Poppy Power

This month, the European Parliament adopted a resolution on Afghanistan that could pave the way for a new and more open-minded approach to counter-narcotics strategies worldwide. In fact, the resolution calls on the participants at a conference of donors, to take place in London at the end of January, “to take into consideration the proposal of licensed production of opium for medical purposes, as already granted to a number of countries.”

This proposal was originally made by the Senlis Council, an independent organization based in Paris, during a workshop in Kabul last September. The text introduced by the European Liberal Democrats, with the support of virtually all political groups in the European Parliament, is revolutionary, not only because it goes against conventional thinking, but also because it raises the issue above the stagnant reality of the “war on drugs.” In Afghanistan, that so-called war has essentially been based on eradication campaigns and alternative livelihood projects, which have achieved only scant results. The European Parliament’s new stance may, I hope, mark the beginning of a radical policy shift by all actors involved in rebuilding Afghanistan.
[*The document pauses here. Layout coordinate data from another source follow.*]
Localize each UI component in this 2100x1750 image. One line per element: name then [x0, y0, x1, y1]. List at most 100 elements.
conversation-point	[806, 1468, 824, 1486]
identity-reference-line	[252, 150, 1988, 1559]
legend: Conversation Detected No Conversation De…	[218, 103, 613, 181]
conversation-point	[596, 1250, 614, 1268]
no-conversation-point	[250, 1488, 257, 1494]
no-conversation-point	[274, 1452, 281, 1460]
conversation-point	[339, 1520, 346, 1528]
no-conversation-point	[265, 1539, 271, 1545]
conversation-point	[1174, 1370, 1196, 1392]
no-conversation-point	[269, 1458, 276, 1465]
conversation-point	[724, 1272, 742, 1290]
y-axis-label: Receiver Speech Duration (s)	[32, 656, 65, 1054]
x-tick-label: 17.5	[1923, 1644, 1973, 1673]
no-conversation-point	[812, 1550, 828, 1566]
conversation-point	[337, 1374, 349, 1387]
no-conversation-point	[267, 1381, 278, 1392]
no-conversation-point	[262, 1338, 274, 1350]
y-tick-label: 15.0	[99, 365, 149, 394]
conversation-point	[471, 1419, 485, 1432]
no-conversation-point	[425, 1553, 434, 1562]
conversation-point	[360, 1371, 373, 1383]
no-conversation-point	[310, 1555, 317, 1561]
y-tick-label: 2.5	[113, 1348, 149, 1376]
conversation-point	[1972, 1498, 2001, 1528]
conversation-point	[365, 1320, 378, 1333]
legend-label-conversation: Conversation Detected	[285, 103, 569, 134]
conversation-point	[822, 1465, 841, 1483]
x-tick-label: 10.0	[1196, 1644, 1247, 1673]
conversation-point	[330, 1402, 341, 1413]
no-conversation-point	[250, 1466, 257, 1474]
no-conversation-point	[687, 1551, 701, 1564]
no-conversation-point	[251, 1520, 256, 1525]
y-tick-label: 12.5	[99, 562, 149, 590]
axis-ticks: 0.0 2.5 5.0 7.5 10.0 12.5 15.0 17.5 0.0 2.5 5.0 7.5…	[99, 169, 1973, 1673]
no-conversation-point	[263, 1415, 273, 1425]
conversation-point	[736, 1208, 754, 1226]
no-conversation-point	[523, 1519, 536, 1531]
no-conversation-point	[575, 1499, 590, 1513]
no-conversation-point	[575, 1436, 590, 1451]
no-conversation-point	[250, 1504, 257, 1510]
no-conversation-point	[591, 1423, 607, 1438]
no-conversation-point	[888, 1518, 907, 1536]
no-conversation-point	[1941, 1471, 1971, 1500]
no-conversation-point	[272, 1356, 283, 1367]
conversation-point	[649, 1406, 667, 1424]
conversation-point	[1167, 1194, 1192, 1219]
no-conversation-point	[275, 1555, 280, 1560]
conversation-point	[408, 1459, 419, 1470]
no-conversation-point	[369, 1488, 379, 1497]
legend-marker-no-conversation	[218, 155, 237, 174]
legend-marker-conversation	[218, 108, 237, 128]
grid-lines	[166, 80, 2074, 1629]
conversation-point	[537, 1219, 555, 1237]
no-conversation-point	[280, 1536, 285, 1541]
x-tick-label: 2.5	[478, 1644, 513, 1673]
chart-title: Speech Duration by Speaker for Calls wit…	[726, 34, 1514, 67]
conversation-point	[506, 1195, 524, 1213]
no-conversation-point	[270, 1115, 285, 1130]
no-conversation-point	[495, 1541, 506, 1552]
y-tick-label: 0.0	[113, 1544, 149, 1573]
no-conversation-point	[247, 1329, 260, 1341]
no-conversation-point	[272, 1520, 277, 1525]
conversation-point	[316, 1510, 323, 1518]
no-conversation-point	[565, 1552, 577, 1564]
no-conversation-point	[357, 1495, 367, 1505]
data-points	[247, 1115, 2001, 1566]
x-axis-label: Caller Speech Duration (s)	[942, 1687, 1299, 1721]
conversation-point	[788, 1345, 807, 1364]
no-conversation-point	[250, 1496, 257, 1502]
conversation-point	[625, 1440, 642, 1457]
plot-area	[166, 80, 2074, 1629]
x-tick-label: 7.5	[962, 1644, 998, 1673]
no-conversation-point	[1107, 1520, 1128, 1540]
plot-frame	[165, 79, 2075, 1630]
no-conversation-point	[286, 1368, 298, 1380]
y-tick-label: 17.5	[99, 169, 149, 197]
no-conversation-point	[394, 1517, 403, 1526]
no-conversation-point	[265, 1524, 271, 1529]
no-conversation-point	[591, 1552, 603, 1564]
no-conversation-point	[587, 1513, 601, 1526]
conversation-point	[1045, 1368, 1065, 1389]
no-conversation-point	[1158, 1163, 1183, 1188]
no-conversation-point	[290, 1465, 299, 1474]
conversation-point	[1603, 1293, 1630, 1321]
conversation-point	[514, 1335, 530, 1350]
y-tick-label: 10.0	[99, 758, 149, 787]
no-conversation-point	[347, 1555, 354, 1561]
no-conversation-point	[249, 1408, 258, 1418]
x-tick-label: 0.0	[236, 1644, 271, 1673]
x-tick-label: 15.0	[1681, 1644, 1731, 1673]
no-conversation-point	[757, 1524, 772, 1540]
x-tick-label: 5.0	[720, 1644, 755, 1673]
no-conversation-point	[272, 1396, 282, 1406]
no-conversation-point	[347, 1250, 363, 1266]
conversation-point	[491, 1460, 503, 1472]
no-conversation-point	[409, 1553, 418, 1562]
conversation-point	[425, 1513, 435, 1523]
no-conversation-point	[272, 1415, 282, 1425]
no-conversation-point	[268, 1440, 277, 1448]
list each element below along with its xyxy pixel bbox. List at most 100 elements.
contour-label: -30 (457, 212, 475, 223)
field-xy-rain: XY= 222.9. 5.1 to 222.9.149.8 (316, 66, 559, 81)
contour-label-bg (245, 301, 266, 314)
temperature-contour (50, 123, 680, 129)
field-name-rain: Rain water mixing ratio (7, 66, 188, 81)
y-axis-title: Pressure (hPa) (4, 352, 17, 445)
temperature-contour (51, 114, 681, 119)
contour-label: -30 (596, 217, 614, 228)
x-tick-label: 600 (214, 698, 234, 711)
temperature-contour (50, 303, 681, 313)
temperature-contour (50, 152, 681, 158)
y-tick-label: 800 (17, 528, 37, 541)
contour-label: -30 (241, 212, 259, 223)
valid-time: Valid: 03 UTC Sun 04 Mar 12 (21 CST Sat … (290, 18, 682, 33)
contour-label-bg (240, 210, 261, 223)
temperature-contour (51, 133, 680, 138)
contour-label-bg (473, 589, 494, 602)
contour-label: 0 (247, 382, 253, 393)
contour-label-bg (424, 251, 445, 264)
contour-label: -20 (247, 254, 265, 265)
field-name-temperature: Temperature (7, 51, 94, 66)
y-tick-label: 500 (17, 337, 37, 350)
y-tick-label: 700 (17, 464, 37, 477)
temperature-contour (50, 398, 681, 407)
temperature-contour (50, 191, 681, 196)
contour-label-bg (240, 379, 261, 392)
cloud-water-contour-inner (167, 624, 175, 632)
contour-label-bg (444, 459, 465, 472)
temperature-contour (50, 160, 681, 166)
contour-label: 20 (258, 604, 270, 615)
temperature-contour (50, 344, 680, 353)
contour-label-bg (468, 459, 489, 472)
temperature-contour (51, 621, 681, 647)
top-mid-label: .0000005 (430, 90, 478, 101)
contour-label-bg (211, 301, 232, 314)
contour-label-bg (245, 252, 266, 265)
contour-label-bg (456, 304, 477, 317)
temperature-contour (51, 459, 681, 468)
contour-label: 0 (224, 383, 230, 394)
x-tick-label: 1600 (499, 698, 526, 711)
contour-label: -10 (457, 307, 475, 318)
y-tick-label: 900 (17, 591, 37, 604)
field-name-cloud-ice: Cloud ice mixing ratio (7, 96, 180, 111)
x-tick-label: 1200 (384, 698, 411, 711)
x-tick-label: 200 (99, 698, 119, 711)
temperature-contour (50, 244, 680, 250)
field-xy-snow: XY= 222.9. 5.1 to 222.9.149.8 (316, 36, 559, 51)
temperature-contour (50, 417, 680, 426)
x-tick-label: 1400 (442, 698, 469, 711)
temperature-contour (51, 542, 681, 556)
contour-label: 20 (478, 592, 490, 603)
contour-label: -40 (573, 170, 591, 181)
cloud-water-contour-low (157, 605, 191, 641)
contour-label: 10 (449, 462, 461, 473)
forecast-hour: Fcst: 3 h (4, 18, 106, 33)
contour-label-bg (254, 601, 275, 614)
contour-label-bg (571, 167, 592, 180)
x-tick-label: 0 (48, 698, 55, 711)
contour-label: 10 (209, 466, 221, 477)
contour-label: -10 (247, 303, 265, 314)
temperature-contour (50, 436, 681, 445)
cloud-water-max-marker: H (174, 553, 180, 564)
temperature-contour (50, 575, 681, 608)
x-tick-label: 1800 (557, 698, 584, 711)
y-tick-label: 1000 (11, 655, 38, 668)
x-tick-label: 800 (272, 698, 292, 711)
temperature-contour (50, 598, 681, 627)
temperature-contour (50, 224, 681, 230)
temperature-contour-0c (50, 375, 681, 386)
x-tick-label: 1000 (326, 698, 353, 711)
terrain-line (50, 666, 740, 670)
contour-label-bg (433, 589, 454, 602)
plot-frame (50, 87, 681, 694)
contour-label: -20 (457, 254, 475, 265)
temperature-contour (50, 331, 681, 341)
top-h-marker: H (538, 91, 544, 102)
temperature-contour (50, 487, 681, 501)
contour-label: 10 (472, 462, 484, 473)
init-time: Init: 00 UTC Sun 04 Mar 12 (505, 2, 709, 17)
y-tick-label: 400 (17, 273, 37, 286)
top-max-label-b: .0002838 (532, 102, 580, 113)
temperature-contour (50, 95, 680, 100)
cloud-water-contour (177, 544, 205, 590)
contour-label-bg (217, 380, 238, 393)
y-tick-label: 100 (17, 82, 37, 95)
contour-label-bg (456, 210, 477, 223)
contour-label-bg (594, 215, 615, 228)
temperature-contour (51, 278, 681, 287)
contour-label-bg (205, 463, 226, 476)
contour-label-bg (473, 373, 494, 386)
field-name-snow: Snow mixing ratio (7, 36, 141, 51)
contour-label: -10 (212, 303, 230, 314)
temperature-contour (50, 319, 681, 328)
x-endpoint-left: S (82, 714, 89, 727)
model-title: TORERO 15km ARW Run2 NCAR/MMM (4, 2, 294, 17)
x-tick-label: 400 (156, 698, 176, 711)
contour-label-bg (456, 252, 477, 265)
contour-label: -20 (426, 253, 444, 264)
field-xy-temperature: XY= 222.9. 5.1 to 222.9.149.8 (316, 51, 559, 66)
According to the United Nations Office on Drugs and Crime, despite concerted efforts at eradication and crop substitution, Afghanistan produced 87% of the world’s opium in 2005 – roughly 4.1 tons – generating $2.7 billion of illegal revenue, which amounts to roughly 52% of the country’s GDP. The 2005 Afghanistan Opium Survey, released last November, estimates that the total value of this opium, once turned into heroin and distributed around the world, could reach more than $40 billion.

Moreover, in recent years, factories and laboratories for processing opium into heroin have been sprouting in Afghanistan, producing 420 tons of heroin last year alone. The increase in domestic heroin production has provided a massive boost to the local retail market, giving rise to concerns about HIV/AIDS spreading in a country with poor infrastructure and nonexistent health services.